Public Works Director George Miller ordered Monday that barricades blocking access to the fields be removed, defying an order by the South Coast Air Quality Management District.
The district July 20 directed the city to close a parking lot adjoining the fields as one of a series of conditions to reduce reported hazards and pollution from methane gas leaking from a closed landfill adjoining the recreation area.
The district ordered the city to either meet the conditions or cease operations. The city faced fines of up to $50,000 a day for failing to comply with the order, said Steven A. Broiles, an attorney representing Glendale.
Broiles said that because the city lacks the proper equipment to meet the conditions, it first shut off flares used to burn excess gas, then re-lit them after the AQMD warned that unburned gas could be dangerous and cause odors.
The city closed the fields because officials feared that the leaking but unburned gas could form pools and migrate to the recreation area. However, Miller said that since the flares were doused only briefly and are now working, no methane leaks have been detected at the ball fields and parking lot.

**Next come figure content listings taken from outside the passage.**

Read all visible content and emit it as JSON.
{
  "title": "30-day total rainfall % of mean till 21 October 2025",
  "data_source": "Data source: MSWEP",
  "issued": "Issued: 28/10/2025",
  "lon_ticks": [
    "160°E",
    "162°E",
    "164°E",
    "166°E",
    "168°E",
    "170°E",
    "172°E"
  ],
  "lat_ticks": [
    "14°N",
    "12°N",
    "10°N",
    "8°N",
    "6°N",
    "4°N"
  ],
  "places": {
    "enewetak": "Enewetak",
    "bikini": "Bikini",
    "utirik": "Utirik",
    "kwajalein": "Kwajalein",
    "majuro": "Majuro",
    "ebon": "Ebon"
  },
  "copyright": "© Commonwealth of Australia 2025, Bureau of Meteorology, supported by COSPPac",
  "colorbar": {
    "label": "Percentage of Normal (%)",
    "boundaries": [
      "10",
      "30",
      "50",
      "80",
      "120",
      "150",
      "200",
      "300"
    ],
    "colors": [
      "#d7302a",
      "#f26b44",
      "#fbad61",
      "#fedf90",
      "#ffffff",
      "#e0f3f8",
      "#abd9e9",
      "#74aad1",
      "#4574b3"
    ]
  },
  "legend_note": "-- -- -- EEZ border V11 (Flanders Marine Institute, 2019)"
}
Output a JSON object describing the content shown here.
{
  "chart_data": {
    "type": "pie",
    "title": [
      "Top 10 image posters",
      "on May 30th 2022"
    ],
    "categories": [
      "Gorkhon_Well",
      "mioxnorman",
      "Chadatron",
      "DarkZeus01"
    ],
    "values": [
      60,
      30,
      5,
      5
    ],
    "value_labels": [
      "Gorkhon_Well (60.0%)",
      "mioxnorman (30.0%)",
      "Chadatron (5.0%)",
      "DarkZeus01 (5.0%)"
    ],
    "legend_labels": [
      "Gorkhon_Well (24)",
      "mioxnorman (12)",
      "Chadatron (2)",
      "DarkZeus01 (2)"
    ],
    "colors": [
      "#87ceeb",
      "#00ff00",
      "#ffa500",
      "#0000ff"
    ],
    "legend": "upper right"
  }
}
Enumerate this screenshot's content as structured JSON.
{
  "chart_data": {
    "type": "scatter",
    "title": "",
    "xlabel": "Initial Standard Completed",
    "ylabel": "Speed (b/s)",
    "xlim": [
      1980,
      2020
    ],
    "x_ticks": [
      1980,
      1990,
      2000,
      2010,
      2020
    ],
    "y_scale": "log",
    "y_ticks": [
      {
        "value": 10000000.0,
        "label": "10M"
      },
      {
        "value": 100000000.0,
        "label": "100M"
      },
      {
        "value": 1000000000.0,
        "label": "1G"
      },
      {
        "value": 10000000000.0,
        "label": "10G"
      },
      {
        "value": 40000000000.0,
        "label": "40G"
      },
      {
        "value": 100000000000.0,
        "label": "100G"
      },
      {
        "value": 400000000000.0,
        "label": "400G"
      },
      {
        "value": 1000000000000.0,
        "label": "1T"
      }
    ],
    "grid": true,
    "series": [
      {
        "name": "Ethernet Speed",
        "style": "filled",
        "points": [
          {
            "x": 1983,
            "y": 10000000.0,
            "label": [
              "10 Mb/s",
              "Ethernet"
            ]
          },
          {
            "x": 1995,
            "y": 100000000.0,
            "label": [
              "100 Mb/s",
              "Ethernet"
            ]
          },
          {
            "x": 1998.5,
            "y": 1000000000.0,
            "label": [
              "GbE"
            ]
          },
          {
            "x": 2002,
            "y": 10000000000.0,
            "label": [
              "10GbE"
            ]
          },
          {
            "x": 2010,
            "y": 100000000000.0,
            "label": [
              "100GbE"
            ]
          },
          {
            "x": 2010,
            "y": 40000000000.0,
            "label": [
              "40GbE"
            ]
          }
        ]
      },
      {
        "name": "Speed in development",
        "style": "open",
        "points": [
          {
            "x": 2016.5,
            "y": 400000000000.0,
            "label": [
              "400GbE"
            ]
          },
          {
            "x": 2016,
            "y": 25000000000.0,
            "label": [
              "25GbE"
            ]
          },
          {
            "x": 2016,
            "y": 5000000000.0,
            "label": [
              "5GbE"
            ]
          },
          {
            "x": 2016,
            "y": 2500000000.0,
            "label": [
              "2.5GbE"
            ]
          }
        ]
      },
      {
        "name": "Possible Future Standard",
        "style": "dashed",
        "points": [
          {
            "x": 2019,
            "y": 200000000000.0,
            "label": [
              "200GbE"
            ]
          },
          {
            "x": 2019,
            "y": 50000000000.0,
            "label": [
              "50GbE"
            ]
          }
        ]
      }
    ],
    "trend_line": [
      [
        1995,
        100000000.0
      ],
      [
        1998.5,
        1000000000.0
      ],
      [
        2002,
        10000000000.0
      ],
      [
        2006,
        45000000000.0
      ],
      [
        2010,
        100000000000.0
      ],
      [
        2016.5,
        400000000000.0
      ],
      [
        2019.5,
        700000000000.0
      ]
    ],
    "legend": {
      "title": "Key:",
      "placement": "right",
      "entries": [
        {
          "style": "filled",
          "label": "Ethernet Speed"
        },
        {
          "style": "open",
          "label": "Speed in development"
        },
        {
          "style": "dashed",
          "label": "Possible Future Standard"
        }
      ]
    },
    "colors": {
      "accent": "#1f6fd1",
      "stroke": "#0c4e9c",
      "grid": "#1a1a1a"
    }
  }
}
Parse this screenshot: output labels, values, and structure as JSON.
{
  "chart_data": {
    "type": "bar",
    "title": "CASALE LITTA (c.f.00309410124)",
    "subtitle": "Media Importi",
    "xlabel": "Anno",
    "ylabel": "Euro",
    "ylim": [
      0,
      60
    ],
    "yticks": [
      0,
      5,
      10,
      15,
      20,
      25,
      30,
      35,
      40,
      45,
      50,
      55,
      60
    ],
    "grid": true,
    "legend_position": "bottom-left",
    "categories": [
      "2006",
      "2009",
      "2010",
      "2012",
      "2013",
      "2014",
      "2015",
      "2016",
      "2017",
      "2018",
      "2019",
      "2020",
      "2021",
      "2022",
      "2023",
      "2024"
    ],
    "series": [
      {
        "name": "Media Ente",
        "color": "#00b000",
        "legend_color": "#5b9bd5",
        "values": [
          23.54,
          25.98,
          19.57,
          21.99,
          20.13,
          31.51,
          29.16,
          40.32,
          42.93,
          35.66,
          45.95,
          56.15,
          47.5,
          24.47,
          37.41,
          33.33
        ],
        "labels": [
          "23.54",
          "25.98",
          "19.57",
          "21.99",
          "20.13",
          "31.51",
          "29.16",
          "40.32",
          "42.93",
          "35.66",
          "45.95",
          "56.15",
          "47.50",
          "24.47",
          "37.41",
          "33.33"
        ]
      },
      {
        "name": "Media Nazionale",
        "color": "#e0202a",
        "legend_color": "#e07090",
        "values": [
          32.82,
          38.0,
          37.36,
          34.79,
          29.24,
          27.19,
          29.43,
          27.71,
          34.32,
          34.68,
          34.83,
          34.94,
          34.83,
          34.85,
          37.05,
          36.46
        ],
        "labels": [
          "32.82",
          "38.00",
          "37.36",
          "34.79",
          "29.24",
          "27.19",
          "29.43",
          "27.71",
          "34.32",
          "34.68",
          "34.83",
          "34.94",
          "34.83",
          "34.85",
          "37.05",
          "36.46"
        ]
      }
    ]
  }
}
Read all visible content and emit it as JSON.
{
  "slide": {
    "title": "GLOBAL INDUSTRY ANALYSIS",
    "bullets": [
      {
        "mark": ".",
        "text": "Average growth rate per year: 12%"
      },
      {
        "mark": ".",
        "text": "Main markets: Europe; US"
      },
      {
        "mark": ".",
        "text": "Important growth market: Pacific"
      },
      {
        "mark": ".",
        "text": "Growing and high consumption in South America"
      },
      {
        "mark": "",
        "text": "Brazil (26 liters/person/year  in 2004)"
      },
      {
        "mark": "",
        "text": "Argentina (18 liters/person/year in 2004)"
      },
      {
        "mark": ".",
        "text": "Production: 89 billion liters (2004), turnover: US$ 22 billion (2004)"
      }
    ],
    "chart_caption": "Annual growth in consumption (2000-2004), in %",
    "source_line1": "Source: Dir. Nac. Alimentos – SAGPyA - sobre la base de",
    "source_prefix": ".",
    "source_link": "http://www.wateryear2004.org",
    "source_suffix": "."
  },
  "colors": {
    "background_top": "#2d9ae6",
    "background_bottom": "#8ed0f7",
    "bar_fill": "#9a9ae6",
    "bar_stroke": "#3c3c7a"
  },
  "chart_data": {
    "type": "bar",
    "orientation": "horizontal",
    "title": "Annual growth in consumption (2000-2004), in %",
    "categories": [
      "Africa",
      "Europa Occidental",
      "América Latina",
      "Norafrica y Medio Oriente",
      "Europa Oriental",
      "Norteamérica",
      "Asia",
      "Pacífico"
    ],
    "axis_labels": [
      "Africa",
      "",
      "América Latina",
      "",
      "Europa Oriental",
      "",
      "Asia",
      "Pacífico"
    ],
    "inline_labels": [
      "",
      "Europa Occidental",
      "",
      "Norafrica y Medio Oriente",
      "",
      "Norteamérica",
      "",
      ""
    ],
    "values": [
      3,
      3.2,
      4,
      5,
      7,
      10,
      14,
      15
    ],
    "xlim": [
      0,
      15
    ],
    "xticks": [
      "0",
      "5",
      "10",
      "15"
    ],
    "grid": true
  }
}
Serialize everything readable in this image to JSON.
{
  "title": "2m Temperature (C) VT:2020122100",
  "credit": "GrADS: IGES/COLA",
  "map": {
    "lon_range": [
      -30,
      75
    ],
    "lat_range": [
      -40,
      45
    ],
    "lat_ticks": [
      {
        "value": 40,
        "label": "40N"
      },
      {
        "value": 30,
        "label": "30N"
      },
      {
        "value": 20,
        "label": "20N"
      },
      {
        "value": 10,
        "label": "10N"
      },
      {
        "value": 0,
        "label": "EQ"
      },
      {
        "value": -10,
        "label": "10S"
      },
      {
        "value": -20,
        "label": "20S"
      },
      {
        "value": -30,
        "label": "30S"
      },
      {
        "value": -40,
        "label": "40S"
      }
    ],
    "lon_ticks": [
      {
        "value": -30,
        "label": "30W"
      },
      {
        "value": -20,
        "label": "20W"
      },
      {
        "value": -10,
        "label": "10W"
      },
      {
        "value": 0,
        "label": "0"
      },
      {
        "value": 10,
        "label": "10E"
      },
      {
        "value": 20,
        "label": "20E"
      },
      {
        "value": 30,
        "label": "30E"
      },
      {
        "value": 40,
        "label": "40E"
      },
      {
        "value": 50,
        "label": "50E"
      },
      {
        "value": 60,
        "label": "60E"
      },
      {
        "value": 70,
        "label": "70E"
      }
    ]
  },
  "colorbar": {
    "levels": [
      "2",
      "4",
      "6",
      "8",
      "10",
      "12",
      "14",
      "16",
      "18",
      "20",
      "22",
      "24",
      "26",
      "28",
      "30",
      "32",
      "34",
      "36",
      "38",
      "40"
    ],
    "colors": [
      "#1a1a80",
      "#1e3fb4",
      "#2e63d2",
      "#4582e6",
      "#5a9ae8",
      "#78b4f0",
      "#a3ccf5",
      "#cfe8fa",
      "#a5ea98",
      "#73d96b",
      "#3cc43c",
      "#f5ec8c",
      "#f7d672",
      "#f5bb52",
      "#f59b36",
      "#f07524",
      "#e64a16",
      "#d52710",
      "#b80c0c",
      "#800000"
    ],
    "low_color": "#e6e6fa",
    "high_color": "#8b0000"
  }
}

He said he ordered the barricades removed because "the parks department would like to have the use of the ball diamonds and we have had no problem with leaking methane gas."
The city last week obtained a temporary court order blocking the AQMD from levying fines. A hearing on the order is scheduled Aug. 14 before Los Angeles Superior Court Judge Dzintra I. Janavs, who issued the temporary edict.
The city has also filed a separate court action challenging the legality of the air district's order. A hearing on that issue is scheduled Aug. 24 before the same judge.